Ahmad Vahidi, elegido por el régimen clerical de Irán como nuevo jefe de la Guardia Revolucionaria Islámica justo después de asesinar a Hossein Salami, no es un funcionario común: es un condenado en la sombra, un autodenominado terrorista que hoy recibe honores por quienes condenan las libertades y abrazan el extremismo.
Desde 1994 pesa sobre Vahidi una orden de captura internacional por parte de Interpol y la Justicia argentina, quien lo acusa de haber sido uno de los autores intelectuales del brutal atentado a la AMIA en Buenos Aires, en el cual murieron 85 personas y otras centenas resultaron heridas.
Aquel ataque, según la investigación del fiscal Alberto Nisman, fue planificado desde las oficinas de la poderosa Fuerza Quds, unidad de operaciones encubiertas que Vahidi comandaba en ese momento. Además, incluso EEUU lo sancionó en 2010 y lo incluyó en su “lista negra” por su papel activo en actividades terroristas y el financiamiento de grupos radicales.
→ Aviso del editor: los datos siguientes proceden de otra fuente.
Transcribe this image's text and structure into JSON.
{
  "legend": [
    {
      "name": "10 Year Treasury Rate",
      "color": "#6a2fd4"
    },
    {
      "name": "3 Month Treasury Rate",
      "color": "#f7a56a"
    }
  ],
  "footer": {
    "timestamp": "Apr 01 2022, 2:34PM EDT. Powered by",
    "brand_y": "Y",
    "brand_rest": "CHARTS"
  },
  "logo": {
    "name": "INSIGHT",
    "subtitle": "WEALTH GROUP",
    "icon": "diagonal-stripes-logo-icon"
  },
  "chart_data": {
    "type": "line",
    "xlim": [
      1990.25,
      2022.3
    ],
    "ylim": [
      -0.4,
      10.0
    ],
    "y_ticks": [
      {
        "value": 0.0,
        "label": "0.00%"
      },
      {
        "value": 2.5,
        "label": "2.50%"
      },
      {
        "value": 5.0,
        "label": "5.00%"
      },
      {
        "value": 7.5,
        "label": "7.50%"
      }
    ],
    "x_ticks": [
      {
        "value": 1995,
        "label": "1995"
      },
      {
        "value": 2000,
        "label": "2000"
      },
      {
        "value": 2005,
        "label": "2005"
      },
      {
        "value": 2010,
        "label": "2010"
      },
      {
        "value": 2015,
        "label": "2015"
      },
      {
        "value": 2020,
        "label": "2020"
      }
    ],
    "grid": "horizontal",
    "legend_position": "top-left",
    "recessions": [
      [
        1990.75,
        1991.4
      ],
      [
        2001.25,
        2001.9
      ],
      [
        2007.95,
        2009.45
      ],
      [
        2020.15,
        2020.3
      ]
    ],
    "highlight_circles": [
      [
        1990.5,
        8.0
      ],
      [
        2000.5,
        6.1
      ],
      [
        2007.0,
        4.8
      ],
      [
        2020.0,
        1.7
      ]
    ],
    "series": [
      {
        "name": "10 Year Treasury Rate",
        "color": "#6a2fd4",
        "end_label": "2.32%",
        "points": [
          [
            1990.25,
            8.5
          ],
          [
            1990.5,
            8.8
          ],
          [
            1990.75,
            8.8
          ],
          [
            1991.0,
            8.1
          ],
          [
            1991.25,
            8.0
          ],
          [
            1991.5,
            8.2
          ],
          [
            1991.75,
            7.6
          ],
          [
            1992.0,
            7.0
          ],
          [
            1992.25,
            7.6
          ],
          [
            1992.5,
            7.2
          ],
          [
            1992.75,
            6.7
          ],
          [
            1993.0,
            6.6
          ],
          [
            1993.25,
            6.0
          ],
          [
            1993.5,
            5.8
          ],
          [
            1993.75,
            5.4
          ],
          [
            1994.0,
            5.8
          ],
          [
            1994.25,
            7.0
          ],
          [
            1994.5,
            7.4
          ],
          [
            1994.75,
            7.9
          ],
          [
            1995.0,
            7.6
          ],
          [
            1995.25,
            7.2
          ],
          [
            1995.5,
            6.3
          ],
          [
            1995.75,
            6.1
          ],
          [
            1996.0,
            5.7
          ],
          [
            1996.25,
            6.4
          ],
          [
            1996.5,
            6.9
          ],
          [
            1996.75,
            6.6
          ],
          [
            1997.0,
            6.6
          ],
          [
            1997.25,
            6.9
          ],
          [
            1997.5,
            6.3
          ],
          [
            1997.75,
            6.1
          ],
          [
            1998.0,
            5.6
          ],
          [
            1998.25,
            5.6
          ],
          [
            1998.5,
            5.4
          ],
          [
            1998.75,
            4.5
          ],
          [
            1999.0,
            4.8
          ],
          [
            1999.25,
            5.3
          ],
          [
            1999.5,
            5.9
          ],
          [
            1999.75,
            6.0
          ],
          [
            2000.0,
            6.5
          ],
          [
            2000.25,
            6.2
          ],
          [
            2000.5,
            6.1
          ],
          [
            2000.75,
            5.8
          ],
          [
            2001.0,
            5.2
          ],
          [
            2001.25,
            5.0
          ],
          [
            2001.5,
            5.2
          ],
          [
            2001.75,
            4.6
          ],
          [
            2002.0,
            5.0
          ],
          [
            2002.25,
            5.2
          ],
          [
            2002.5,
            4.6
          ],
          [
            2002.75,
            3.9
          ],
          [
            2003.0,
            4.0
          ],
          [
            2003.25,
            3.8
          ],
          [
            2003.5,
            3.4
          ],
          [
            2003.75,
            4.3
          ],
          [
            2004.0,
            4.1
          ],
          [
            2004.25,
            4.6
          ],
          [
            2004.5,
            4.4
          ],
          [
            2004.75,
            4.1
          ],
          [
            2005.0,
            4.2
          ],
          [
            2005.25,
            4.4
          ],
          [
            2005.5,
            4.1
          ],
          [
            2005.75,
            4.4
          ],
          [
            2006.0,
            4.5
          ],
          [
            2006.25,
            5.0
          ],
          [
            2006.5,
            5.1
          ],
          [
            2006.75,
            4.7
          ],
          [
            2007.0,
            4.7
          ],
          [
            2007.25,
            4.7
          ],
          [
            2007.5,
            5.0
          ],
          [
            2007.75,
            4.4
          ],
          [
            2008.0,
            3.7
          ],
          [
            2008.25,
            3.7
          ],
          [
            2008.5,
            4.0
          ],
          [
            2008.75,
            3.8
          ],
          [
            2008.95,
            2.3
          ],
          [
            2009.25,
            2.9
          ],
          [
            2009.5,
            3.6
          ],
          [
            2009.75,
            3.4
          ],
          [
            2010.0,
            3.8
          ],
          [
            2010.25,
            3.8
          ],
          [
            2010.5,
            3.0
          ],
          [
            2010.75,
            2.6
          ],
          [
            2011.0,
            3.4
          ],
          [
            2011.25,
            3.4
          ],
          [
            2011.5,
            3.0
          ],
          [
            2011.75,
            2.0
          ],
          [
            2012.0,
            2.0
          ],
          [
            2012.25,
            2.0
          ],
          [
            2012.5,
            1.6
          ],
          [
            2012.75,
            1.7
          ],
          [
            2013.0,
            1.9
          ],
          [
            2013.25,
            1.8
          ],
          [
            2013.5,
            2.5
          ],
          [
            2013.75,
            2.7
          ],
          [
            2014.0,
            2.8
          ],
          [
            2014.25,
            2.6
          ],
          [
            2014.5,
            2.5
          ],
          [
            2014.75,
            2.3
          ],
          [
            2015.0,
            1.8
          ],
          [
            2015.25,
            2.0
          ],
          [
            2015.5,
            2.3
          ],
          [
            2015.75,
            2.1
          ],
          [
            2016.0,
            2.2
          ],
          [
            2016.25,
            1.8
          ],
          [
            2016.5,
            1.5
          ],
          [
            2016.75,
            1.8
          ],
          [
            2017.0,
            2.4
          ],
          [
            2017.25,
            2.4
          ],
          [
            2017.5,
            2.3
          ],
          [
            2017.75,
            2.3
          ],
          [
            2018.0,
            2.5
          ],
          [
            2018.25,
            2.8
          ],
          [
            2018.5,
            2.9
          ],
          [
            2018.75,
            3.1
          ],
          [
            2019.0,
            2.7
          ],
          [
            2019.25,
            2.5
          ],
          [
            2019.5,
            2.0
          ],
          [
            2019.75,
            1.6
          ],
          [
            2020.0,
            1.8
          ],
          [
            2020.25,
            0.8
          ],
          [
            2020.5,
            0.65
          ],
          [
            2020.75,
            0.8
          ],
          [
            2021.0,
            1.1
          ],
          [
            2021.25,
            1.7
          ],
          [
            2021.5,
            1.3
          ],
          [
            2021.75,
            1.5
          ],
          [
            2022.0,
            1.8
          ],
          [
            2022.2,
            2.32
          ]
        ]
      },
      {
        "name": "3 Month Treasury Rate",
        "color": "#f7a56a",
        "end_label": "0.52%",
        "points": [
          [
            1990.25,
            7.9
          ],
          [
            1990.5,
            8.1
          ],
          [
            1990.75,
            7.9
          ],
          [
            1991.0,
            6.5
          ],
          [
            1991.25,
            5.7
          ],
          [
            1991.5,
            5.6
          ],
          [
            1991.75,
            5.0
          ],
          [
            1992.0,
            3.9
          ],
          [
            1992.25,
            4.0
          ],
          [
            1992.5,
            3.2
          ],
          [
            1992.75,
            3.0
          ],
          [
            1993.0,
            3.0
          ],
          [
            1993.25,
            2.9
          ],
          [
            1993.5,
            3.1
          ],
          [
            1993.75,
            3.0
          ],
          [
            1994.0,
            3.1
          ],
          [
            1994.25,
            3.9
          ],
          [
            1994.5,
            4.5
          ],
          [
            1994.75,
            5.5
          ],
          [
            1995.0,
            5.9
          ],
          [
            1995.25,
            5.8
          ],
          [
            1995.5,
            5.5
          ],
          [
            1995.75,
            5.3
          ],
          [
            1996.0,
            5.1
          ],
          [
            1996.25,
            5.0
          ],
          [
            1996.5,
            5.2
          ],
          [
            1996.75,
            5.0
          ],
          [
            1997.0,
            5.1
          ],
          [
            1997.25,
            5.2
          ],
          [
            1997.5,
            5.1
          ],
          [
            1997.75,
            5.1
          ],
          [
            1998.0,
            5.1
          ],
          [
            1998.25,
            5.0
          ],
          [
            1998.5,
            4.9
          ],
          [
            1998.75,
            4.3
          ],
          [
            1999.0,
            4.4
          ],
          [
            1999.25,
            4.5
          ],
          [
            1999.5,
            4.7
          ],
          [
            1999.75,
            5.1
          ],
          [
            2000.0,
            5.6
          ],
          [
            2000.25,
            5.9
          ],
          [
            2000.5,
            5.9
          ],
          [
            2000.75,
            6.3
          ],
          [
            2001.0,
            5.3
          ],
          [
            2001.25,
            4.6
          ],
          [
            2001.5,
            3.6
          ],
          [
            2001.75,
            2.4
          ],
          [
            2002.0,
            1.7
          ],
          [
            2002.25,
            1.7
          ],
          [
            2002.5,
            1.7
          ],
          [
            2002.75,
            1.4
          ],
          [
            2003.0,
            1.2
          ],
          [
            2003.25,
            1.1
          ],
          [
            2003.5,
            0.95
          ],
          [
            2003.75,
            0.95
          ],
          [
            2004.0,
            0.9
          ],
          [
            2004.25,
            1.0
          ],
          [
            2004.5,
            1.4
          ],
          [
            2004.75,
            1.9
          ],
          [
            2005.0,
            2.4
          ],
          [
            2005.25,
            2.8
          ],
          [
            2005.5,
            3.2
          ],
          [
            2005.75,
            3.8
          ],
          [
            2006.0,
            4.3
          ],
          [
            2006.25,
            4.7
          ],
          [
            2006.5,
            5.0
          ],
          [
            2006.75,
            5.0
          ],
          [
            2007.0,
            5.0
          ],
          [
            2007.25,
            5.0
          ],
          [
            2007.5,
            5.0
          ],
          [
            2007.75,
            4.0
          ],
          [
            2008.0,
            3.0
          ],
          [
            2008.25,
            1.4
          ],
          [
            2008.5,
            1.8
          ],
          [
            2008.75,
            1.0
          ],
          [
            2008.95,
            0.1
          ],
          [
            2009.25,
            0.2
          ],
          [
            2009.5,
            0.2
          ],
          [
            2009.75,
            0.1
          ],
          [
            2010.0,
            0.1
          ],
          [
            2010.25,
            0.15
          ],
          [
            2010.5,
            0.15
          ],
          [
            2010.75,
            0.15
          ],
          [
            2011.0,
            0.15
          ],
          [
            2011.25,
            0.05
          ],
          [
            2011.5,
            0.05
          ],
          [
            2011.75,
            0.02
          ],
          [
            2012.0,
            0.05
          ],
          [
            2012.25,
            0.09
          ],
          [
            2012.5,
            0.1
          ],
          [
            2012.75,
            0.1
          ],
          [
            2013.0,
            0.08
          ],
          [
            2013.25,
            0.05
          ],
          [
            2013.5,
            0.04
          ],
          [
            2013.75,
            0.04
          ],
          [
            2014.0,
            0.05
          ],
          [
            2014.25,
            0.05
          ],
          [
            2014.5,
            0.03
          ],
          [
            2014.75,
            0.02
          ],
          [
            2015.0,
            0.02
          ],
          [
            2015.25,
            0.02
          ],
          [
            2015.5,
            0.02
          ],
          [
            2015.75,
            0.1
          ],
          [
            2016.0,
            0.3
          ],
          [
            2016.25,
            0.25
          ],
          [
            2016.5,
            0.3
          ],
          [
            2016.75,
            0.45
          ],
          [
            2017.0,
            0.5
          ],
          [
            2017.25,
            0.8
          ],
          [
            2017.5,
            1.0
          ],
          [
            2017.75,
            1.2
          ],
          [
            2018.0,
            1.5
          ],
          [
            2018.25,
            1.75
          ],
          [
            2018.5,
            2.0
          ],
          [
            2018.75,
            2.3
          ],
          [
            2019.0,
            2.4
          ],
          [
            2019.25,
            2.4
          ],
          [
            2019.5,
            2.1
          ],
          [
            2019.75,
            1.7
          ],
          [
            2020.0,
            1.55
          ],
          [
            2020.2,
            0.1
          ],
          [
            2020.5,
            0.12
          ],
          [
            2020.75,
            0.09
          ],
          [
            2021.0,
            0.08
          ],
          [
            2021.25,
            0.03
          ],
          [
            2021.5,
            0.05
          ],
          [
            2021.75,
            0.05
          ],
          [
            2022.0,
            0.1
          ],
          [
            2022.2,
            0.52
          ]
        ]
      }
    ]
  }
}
A lo largo de su carrera, Vahidi ha ostentado cargos clave en Irán: ministro de Defensa (2009‑2013), ministro del Interior (2021‑2024)—incluso durante una gira oficial por Pakistán y Sri Lanka ante la cual Argentina exigió su inmediata detención con una circular roja de Interpol.
Su nombramiento actual no es un acto burocrático, es una provocación deliberada: estamos frente a un régimen que, lejos de rechazar el terrorismo de Estado, lo premia con poder militar y lo enaltece públicamente por iniciativas que costaron decenas de vidas inocentes.